Sulla bestialità di tale gesto è inutile che mi esprimo ma l’episodio della condanna lo definirei inquietante. Mi associo pienamente al giudizio espresso da Reporters Sans Frontières [vedi Reuters] sul pericolo che una sentenza del genere inneschi un processo di censura maggiore di quello che avviene in paesi come la Cina o l’Iran.

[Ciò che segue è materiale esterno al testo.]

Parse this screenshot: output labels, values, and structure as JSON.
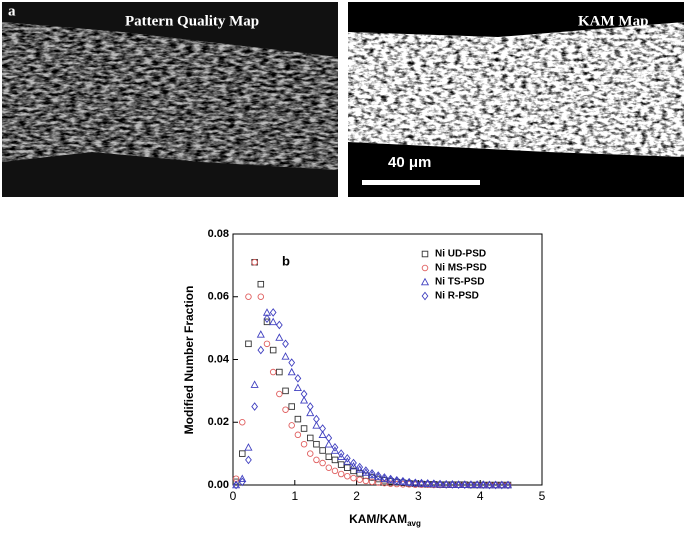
{
  "images": [
    {
      "label": "a",
      "title": "Pattern Quality Map"
    },
    {
      "title": "KAM Map",
      "scale_bar": "40 μm"
    }
  ],
  "chart_data": {
    "type": "scatter",
    "panel_label": "b",
    "x_label": "KAM/KAM",
    "x_label_subscript": "avg",
    "y_label": "Modified Number Fraction",
    "xlim": [
      0,
      5
    ],
    "xticks": [
      0,
      1,
      2,
      3,
      4,
      5
    ],
    "ylim": [
      0,
      0.08
    ],
    "yticks": [
      {
        "value": 0,
        "label": "0.00"
      },
      {
        "value": 0.02,
        "label": "0.02"
      },
      {
        "value": 0.04,
        "label": "0.04"
      },
      {
        "value": 0.06,
        "label": "0.06"
      },
      {
        "value": 0.08,
        "label": "0.08"
      }
    ],
    "legend": "upper right",
    "x": [
      0.05,
      0.15,
      0.25,
      0.35,
      0.45,
      0.55,
      0.65,
      0.75,
      0.85,
      0.95,
      1.05,
      1.15,
      1.25,
      1.35,
      1.45,
      1.55,
      1.65,
      1.75,
      1.85,
      1.95,
      2.05,
      2.15,
      2.25,
      2.35,
      2.45,
      2.55,
      2.65,
      2.75,
      2.85,
      2.95,
      3.05,
      3.15,
      3.25,
      3.35,
      3.45,
      3.55,
      3.65,
      3.75,
      3.85,
      3.95,
      4.05,
      4.15,
      4.25,
      4.35,
      4.45
    ],
    "series": [
      {
        "name": "Ni UD-PSD",
        "color": "#333333",
        "marker": "square",
        "values": [
          0.001,
          0.01,
          0.045,
          0.071,
          0.064,
          0.052,
          0.043,
          0.036,
          0.03,
          0.025,
          0.021,
          0.018,
          0.015,
          0.013,
          0.011,
          0.009,
          0.008,
          0.0065,
          0.0055,
          0.0045,
          0.0037,
          0.003,
          0.0024,
          0.0019,
          0.0015,
          0.0012,
          0.0009,
          0.0007,
          0.0005,
          0.0004,
          0.0003,
          0.0002,
          0.0002,
          0.0001,
          0.0001,
          0.0001,
          0.0001,
          0.0001,
          0,
          0,
          0,
          0,
          0,
          0,
          0
        ]
      },
      {
        "name": "Ni MS-PSD",
        "color": "#e06060",
        "marker": "circle",
        "values": [
          0.002,
          0.02,
          0.06,
          0.071,
          0.06,
          0.045,
          0.036,
          0.029,
          0.024,
          0.019,
          0.016,
          0.013,
          0.01,
          0.008,
          0.007,
          0.0055,
          0.0045,
          0.0035,
          0.0028,
          0.0022,
          0.0017,
          0.0013,
          0.001,
          0.0008,
          0.0006,
          0.0004,
          0.0003,
          0.0002,
          0.0002,
          0.0001,
          0.0001,
          0.0001,
          0,
          0,
          0,
          0,
          0,
          0,
          0,
          0,
          0,
          0,
          0,
          0,
          0
        ]
      },
      {
        "name": "Ni TS-PSD",
        "color": "#4040c0",
        "marker": "triangle",
        "values": [
          0,
          0.002,
          0.012,
          0.032,
          0.048,
          0.055,
          0.052,
          0.047,
          0.041,
          0.036,
          0.031,
          0.027,
          0.023,
          0.019,
          0.016,
          0.013,
          0.011,
          0.009,
          0.0075,
          0.006,
          0.005,
          0.004,
          0.0032,
          0.0026,
          0.002,
          0.0016,
          0.0012,
          0.001,
          0.0008,
          0.0006,
          0.0005,
          0.0004,
          0.0003,
          0.0002,
          0.0002,
          0.0001,
          0.0001,
          0.0001,
          0.0001,
          0.0001,
          0,
          0,
          0,
          0,
          0
        ]
      },
      {
        "name": "Ni R-PSD",
        "color": "#4040c0",
        "marker": "diamond",
        "values": [
          0,
          0.001,
          0.008,
          0.025,
          0.043,
          0.053,
          0.055,
          0.051,
          0.045,
          0.039,
          0.034,
          0.029,
          0.025,
          0.021,
          0.018,
          0.015,
          0.012,
          0.01,
          0.0085,
          0.007,
          0.0057,
          0.0046,
          0.0037,
          0.003,
          0.0024,
          0.0019,
          0.0015,
          0.0012,
          0.0009,
          0.0007,
          0.0006,
          0.0005,
          0.0004,
          0.0003,
          0.0002,
          0.0002,
          0.0001,
          0.0001,
          0.0001,
          0.0001,
          0.0001,
          0,
          0,
          0,
          0
        ]
      }
    ]
  }
}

Google è stata condannata perché, pur non avendo girato il video, pur non avendo partecipato all’ideazione dello stesso, pur non avendolo visto e pur avendolo rimosso immediatamente quando le è stato segnalato non ha esercitato un filtro preventivo per evitarne la pubblicazione.

Al di là della difficoltà pratica di fare un operazione del genere su scala mondiale (l’anno scorso mi sembra che ogni minuto venivano caricati su youtube 13 ore di video, il che significa che per visionarli preventivamente in ogni minuto delle 24 ore servirebbe una squadra di almeno 800 censori contemporaneamente all’opera dove ognuno di essi fosse a conoscenza di tutte le direttive dei governi di questo pianeta in materia di contenuti offensivi e che, naturalmente, capisca tutte le lingue del mondo!) sarebbe impossibile offrire un servizio gratuito per gli utenti perché la pubblicità non basta a pagare i costi della censura.

Ma vi rendete conto di cosa stiamo parlando? Censura! Ed è sorprendente che questa di Milano sia la prima sentenza del genere mai avvenuta al mondo, se questo è il modo di esternare l’eccellenza italiana mi si accappona la pelle.